In a recent Arizona Court of Appeals case, Helvetica Servicing, Inc., v. Pasquan, 2019 WL 3820015, (8/15/19), the Court of Appeals addressed the distinction between (1) a construction loan (or refinance of same) and (2) a home improvement loan (or refinance of same), as it relates to Arizona’s anti-deficiency statute, A.R.S. §33-729(A).

In general, an anti-deficiency statute provides that although a purchase-money lender or a construction lender can – in appropriate circumstances – foreclose on their loan and cause a sale of the property to pay the loan, the lender cannot (if the statutory criteria are met) force the homeowner/borrower to pay the remaining balance still owed on the loan following the foreclosure (known as the deficiency). In other words, if the anti-deficiency rule applies, the lender’s sole remedy to collect on the loan is a foreclosure sale of the property; and the homeowner/borrower’s downside risk is loss of the property in foreclosure; the homeowner/borrower does not have any personal liability to pay the remaining unpaid balance of the loan post-foreclosure. In effect, the homeowner/borrower can simply walk away and not have to repay the loan.

In Helvetica, the homeowner borrowed $600,000 from Lender A to purchase the 4,000 square foot house. The homeowner then borrowed $2.1 million from Lender B, a portion of which was used to refinance the original purchase money loan, with the remainder used to add another 7,000 square feet to the house. The homeowner then borrowed $3.4 million from Lender C, which refinanced the loan from Lender B, with the balance used to pay off other debts of the homeowner, plus pay for property maintenance, taxes, utilities, and marketing for sale.

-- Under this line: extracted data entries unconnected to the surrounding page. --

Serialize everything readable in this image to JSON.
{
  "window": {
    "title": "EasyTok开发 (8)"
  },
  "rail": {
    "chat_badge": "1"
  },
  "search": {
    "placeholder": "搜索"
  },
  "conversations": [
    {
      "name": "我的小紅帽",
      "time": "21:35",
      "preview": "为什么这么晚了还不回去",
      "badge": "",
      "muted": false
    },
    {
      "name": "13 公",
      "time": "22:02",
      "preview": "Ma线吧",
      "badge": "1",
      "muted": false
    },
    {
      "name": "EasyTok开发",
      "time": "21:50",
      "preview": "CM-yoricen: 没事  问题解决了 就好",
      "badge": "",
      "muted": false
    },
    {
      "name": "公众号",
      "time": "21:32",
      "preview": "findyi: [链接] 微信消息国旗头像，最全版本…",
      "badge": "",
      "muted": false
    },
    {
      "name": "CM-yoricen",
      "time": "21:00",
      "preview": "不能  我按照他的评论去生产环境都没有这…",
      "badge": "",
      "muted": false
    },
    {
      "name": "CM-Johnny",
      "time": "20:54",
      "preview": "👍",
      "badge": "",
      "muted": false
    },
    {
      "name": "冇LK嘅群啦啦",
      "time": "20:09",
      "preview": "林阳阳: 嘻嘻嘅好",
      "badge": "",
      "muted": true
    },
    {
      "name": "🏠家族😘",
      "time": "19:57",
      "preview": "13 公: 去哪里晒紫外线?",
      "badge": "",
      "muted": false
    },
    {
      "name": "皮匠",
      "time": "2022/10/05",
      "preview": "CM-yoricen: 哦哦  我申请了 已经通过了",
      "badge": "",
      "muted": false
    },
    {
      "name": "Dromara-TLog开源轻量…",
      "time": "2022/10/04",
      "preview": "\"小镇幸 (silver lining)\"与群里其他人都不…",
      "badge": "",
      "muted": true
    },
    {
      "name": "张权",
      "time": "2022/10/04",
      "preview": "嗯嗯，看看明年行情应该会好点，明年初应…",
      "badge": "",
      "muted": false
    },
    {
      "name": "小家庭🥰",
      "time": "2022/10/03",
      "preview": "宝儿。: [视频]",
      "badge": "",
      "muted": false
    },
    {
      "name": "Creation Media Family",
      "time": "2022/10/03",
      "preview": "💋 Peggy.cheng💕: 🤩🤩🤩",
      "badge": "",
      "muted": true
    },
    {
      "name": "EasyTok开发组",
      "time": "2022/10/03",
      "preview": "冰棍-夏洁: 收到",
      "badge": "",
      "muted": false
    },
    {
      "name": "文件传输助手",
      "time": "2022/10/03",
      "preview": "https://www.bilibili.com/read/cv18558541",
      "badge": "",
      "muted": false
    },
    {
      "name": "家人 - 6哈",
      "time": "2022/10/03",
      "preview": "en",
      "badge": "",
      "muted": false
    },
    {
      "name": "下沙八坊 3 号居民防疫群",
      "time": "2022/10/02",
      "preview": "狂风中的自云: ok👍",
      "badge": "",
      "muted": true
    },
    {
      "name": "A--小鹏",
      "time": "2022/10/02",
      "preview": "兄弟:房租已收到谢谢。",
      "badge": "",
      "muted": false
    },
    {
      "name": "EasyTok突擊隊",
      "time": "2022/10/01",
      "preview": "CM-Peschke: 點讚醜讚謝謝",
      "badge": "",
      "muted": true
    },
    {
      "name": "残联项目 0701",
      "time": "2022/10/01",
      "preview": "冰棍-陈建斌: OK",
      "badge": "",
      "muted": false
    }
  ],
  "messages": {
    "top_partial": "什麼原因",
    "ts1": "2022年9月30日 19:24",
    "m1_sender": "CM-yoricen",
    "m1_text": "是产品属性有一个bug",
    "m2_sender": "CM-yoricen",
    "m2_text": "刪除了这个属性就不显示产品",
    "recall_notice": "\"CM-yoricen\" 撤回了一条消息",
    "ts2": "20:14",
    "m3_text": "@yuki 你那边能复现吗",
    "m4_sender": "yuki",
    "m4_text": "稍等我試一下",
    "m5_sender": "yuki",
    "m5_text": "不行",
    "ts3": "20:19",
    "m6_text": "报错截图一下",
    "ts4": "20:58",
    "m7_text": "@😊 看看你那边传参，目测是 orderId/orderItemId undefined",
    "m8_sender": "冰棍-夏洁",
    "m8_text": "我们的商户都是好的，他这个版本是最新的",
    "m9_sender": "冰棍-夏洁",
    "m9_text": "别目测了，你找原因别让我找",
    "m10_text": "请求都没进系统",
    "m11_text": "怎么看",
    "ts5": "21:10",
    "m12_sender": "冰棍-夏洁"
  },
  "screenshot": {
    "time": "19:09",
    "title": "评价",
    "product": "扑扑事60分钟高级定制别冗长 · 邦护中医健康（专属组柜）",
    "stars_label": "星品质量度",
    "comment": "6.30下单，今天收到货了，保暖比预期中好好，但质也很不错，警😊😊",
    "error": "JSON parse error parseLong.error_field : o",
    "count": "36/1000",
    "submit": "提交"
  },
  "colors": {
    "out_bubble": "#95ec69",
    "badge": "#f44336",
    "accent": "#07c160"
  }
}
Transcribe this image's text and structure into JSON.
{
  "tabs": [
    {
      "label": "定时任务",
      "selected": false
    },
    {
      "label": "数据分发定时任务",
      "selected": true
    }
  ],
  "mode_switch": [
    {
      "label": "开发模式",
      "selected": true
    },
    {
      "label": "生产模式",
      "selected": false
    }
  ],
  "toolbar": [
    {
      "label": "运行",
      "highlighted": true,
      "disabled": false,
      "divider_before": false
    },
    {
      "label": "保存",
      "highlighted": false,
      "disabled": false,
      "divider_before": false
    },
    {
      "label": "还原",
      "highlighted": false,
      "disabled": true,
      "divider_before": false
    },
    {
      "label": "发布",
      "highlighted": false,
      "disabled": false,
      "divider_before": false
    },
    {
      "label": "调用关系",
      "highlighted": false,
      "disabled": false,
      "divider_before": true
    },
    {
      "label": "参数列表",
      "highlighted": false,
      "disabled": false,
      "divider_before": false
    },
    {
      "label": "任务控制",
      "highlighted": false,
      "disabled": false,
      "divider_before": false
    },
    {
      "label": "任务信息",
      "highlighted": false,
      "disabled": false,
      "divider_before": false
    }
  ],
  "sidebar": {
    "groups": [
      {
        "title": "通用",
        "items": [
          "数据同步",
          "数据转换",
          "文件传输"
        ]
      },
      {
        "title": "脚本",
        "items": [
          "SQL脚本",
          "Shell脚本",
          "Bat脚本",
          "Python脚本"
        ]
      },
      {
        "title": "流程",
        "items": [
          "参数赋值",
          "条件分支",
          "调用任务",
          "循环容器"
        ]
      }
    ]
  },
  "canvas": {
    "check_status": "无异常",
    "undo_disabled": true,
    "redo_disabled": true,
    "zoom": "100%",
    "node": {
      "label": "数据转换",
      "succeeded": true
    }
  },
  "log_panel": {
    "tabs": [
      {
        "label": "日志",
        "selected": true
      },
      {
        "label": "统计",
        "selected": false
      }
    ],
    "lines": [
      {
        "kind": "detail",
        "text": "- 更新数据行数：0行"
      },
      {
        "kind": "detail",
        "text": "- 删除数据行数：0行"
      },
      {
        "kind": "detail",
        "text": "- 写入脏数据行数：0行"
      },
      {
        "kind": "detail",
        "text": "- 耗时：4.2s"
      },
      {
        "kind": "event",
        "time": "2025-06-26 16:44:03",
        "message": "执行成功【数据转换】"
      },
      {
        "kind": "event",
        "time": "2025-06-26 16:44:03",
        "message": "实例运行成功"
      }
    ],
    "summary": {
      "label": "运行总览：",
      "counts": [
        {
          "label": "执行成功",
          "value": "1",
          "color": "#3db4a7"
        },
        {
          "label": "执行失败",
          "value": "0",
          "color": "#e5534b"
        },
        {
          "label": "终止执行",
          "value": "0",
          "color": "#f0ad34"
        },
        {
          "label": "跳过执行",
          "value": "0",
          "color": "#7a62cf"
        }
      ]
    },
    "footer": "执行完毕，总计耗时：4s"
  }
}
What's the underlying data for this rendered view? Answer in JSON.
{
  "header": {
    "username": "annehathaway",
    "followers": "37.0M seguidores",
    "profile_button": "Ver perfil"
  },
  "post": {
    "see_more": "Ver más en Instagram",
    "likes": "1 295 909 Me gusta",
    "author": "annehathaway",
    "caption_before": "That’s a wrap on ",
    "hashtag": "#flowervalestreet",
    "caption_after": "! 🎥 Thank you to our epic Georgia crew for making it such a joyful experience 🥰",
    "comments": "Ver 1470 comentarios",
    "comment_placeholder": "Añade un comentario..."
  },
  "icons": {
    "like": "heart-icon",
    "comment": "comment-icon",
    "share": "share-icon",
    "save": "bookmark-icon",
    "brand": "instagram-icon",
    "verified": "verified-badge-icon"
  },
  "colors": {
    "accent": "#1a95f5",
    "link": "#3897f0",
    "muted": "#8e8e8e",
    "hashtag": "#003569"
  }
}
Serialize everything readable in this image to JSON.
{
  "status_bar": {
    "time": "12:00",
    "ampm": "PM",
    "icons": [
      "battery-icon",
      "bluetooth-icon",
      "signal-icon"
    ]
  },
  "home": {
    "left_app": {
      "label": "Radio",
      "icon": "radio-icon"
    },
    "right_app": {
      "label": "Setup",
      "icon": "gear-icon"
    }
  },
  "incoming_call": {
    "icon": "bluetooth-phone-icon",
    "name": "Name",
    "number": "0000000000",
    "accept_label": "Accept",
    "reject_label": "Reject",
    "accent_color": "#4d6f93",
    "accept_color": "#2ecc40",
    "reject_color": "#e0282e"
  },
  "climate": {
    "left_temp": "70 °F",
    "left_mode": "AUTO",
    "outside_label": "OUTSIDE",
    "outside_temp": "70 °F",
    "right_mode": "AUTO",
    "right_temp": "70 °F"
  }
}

Lender C ultimately foreclosed. The dispute focused on whether the funds used to build the additional 7,000 square feet and otherwise improve the house were to be considered a loan “used to construct a residence” (thus protected by the anti-deficiency statute) or “a home improvement loan” (thus not protected – making the borrower personally liable for that portion of the deficiency). The court held that the loan amount attributable to construction of the additional 7,000 square feet to the house was a “home improvement loan” (not a loan for construction of a residence), and thus not protected by the anti-deficiency statute.